テンプレートを探している時点で、書き方そのものは分かっていることがほとんどです。Specific、Measurable、Achievable、Relevant、Time-bound——5つの頭文字は研修で何度も聞いています。それでも様式を探すのは、自分が書いたものが「これでいいのか」判断できないからです。

穴埋め欄を増やしても、この不安は消えません。判断の基準がシートの外にあるからです。そこで、基準を明示している様式——国が実際に職員の評価に使っているものを見にいきます。人事評価ガイド《被評価者の手続編》は、目標の書き方だけでなく、何が良い目標で何がそうでないかの判定基準まで書いてあります。

国が実際に使っている様式の記載事項は5項目

内閣人事局・人事院「人事評価ガイド《被評価者の手続編》」(2022.06 ver.)には、目標の記載事項例が表で示されています。原本から引くと次のとおりです。

要素記載例(原文)
何を▲事業の見直し
いつまでに本年度中/9月まで
どの水準まで○割削減/~の対策を実施
どのように(方法・手段)▲事業のガイドラインの改訂
どのような役割や貢献で関係団体へのヒアリングを担当/過去のヒアリング経験を活かした貢献

SMARTの5文字との対応

前の4項目は、SMARTとほぼ重なります。「何を」と「どの水準まで」がSpecificとMeasurable、「いつまでに」がTime-bound、「どのように」が実行手段です。問題は5つ目の「どのような役割や貢献で」で、これは達成可能かどうかの話ではありません。その目標のどこを自分が引き受けるのかを書く欄です。

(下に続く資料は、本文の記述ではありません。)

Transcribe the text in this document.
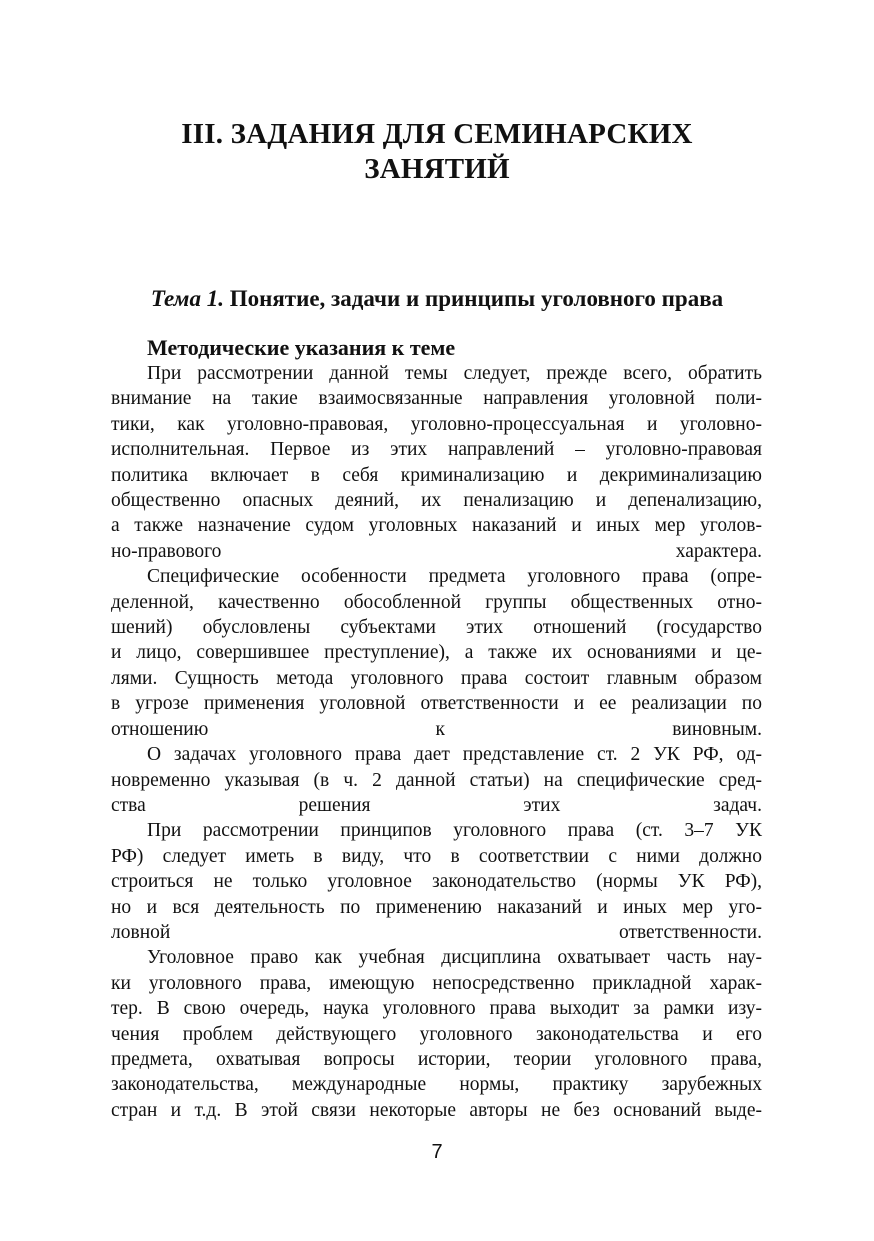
III. ЗАДАНИЯ ДЛЯ СЕМИНАРСКИХ
ЗАНЯТИЙ
Тема 1. Понятие, задачи и принципы уголовного права
Методические указания к теме

При рассмотрении данной темы следует, прежде всего, обратить
внимание на такие взаимосвязанные направления уголовной поли-
тики, как уголовно-правовая, уголовно-процессуальная и уголовно-
исполнительная. Первое из этих направлений – уголовно-правовая
политика включает в себя криминализацию и декриминализацию
общественно опасных деяний, их пенализацию и депенализацию,
а также назначение судом уголовных наказаний и иных мер уголов-
но-правового характера.

Специфические особенности предмета уголовного права (опре-
деленной, качественно обособленной группы общественных отно-
шений) обусловлены субъектами этих отношений (государство
и лицо, совершившее преступление), а также их основаниями и це-
лями. Сущность метода уголовного права состоит главным образом
в угрозе применения уголовной ответственности и ее реализации по
отношению к виновным.

О задачах уголовного права дает представление ст. 2 УК РФ, од-
новременно указывая (в ч. 2 данной статьи) на специфические сред-
ства решения этих задач.

При рассмотрении принципов уголовного права (ст. 3–7 УК
РФ) следует иметь в виду, что в соответствии с ними должно
строиться не только уголовное законодательство (нормы УК РФ),
но и вся деятельность по применению наказаний и иных мер уго-
ловной ответственности.

Уголовное право как учебная дисциплина охватывает часть нау-
ки уголовного права, имеющую непосредственно прикладной харак-
тер. В свою очередь, наука уголовного права выходит за рамки изу-
чения проблем действующего уголовного законодательства и его
предмета, охватывая вопросы истории, теории уголовного права,
законодательства, международные нормы, практику зарубежных
стран и т.д. В этой связи некоторые авторы не без оснований выде-

7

SMARTの初出とされる文献では、Aは Achievable(達成可能)ではなく Assignable(誰が実行するのかを割り当てる)だったと複数の資料が伝えています。国の様式に残っているこの5項目目は、その読み方と同じものを求めていることになります。この論点は別記事「SMART目標設定の「A」を取り違えていないか」で詳しく扱っています。

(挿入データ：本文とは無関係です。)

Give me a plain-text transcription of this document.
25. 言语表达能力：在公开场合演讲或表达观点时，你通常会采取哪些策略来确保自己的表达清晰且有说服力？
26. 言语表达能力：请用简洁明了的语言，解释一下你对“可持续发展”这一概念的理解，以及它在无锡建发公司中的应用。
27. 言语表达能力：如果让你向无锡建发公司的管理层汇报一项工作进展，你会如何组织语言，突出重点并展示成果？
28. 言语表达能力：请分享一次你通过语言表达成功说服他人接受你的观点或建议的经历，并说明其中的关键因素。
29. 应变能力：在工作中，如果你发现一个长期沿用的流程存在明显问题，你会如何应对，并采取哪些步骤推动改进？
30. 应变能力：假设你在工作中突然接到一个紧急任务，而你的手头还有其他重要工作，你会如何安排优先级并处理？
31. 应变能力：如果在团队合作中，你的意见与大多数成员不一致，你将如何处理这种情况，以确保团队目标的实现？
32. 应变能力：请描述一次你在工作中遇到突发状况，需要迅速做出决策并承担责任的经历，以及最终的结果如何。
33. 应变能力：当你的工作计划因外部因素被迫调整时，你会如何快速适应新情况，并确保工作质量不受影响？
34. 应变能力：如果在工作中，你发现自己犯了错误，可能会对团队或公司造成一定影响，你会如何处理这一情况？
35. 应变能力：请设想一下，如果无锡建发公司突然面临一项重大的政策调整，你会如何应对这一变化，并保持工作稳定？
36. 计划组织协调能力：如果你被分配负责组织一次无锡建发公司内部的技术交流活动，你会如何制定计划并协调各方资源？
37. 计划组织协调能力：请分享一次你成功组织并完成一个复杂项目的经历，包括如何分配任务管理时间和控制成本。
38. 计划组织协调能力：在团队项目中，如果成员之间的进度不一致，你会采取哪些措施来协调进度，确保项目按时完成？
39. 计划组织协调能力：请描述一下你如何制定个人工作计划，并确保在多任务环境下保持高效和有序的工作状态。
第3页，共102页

そしてガイドの目標設定チェックリストには、判定の基準がそのまま書かれています。

□ 目標が具体的になっている
・何を、いつまでに、どの水準まで、どのように(方法・手段)が記載され、事後に目標の達成の成否を判断できるようになっているか。
□ 果たす役割や貢献を記載している

「事後に達成の成否を判断できるか」——テンプレートを埋めたあとに自分でかけるべき問いは、これ1つです。

民間のテンプレートに無い欄——困難度と重要度

ガイドには、5項目を書いたあとの記述が続きます。「また、それぞれの目標には、内容に応じて、困難度・重要度の設定が必要です。」——目標そのものとは別に、その難しさと重みを評価者と一緒に確定させます。

容易に達成できる目標は「△」に格下げされる

困難度定義(原文)
被評価者の属する職位にある者全てには期待することが困難と思われる目標
その職位にある者であれば達成することが容易と思われる目標
上記のいずれにも該当しない目標

難しさを見る観点も3つ定義されています。「質」=前例がない新たな業務/「量」=通常の業務量に比して著しく莫大/「速度」=通常の処理に要する時間より著しく短期。難易度を感覚で決めさせず、どの軸で難しいのかを言わせる作りです。

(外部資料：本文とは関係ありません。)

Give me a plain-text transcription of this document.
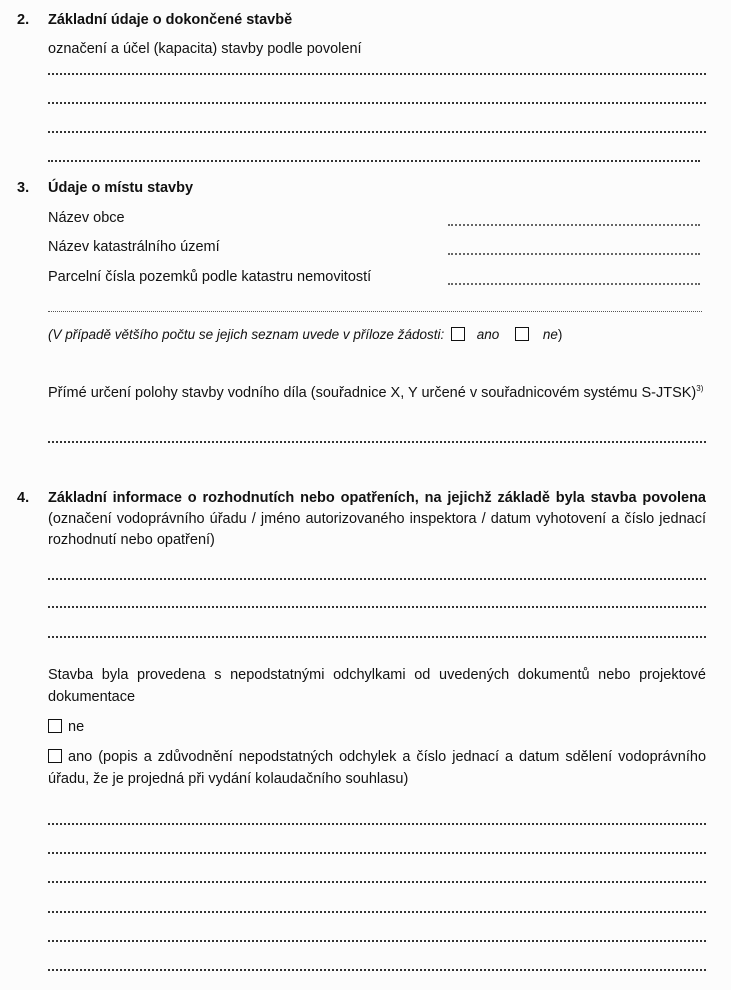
2. Základní údaje o dokončené stavbě
označení a účel (kapacita) stavby podle povolení
3. Údaje o místu stavby
Název obce
Název katastrálního území
Parcelní čísla pozemků podle katastru nemovitostí
(V případě většího počtu se jejich seznam uvede v příloze žádosti: ano	ne)
Přímé určení polohy stavby vodního díla (souřadnice X, Y určené v souřadnicovém systému S-JTSK)$^{3)}$
4. Základní informace o rozhodnutích nebo opatřeních, na jejichž základě byla stavba povolena (označení vodoprávního úřadu / jméno autorizovaného inspektora / datum vyhotovení a číslo jednací rozhodnutí nebo opatření)
Stavba byla provedena s nepodstatnými odchylkami od uvedených dokumentů nebo projektové dokumentace
ne
ano (popis a zdůvodnění nepodstatných odchylek a číslo jednací a datum sdělení vodoprávního úřadu, že je projedná při vydání kolaudačního souhlasu)
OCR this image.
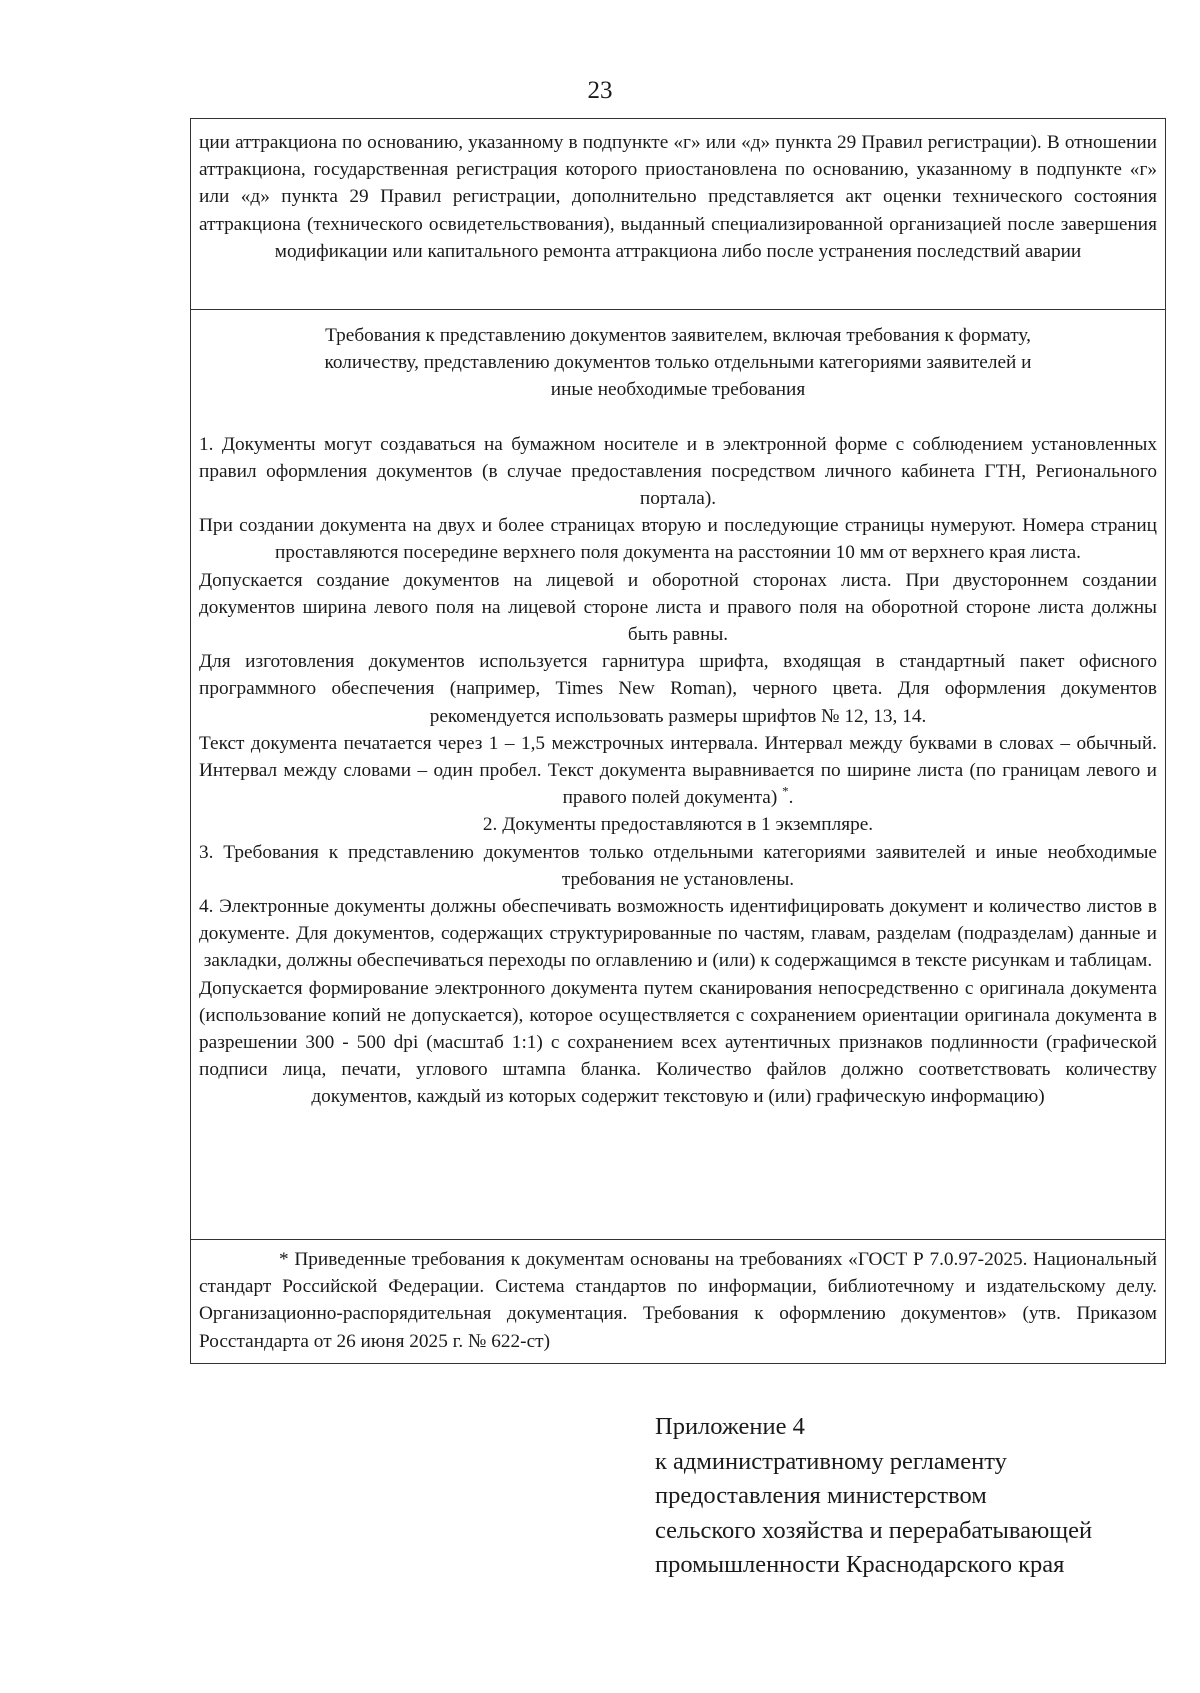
23

ции аттракциона по основанию, указанному в подпункте «г» или «д» пункта 29 Правил регистрации). В отношении аттракциона, государственная регистрация которого приостановлена по основанию, указанному в подпункте «г» или «д» пункта 29 Правил регистрации, дополнительно представляется акт оценки технического состояния аттракциона (технического освидетельствования), выданный специализированной организацией после завершения модификации или капитального ремонта аттракциона либо после устранения последствий аварии

Требования к представлению документов заявителем, включая требования к формату, количеству, представлению документов только отдельными категориями заявителей и иные необходимые требования

1. Документы могут создаваться на бумажном носителе и в электронной форме с соблюдением установленных правил оформления документов (в случае предоставления посредством личного кабинета ГТН, Регионального портала).

При создании документа на двух и более страницах вторую и последующие страницы нумеруют. Номера страниц проставляются посередине верхнего поля документа на расстоянии 10 мм от верхнего края листа.

Допускается создание документов на лицевой и оборотной сторонах листа. При двустороннем создании документов ширина левого поля на лицевой стороне листа и правого поля на оборотной стороне листа должны быть равны.

Для изготовления документов используется гарнитура шрифта, входящая в стандартный пакет офисного программного обеспечения (например, Times New Roman), черного цвета. Для оформления документов рекомендуется использовать размеры шрифтов № 12, 13, 14.

Текст документа печатается через 1 – 1,5 межстрочных интервала. Интервал между буквами в словах – обычный. Интервал между словами – один пробел. Текст документа выравнивается по ширине листа (по границам левого и правого полей документа) *.

2. Документы предоставляются в 1 экземпляре.

3. Требования к представлению документов только отдельными категориями заявителей и иные необходимые требования не установлены.

4. Электронные документы должны обеспечивать возможность идентифицировать документ и количество листов в документе. Для документов, содержащих структурированные по частям, главам, разделам (подразделам) данные и закладки, должны обеспечиваться переходы по оглавлению и (или) к содержащимся в тексте рисункам и таблицам.

Допускается формирование электронного документа путем сканирования непосредственно с оригинала документа (использование копий не допускается), которое осуществляется с сохранением ориентации оригинала документа в разрешении 300 - 500 dpi (масштаб 1:1) с сохранением всех аутентичных признаков подлинности (графической подписи лица, печати, углового штампа бланка. Количество файлов должно соответствовать количеству документов, каждый из которых содержит текстовую и (или) графическую информацию)

* Приведенные требования к документам основаны на требованиях «ГОСТ Р 7.0.97-2025. Национальный стандарт Российской Федерации. Система стандартов по информации, библиотечному и издательскому делу. Организационно-распорядительная документация. Требования к оформлению документов» (утв. Приказом Росстандарта от 26 июня 2025 г. № 622-ст)

Приложение 4
к административному регламенту
предоставления министерством
сельского хозяйства и перерабатывающей
промышленности Краснодарского края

ここが、一般的なSMART解説と正面から食い違う点です。多くの解説は「A=Achievable=達成可能な水準に設定する」と書きます。しかし国の様式では、その職位の者なら容易に達成できる目標は「△」に落とされます。さらに——

職位における通常の目標と比べて困難度が高い目標(チャレンジ目標=困難度が◎の目標)を原則1つ以上設定します

達成可能な水準に収めるどころか、手が届くか分からない目標を必ず1つ持てと求めています。これは、目標の困難度と成果は正の線形関係にあるという目標設定研究の知見(Locke & Latham, 2002/目標困難度の効果量 d = .52〜.82)と同じ方向を向いています。

難易度を上げられるのは、罰しない仕組みがあるから

ただし、困難な目標を課すだけなら現場は壊れます。ガイドはその直後にこう書いています。

特にチャレンジ目標は、未達成であることのみをもって低い評価とせず、達成状況や取組状況の水準が職位にふさわしいものかどうかという観点に留意して評価されます。

この一文とセットで初めて、困難度の欄が機能します。順序が逆になっている職場は少なくありません。高い目標を掲げさせておいて、未達を理由に評価を下げる。そうすると次の期から、全員が「達成できる目標」しか書かなくなります。様式を変える前に、この但し書きを先に決める必要があります。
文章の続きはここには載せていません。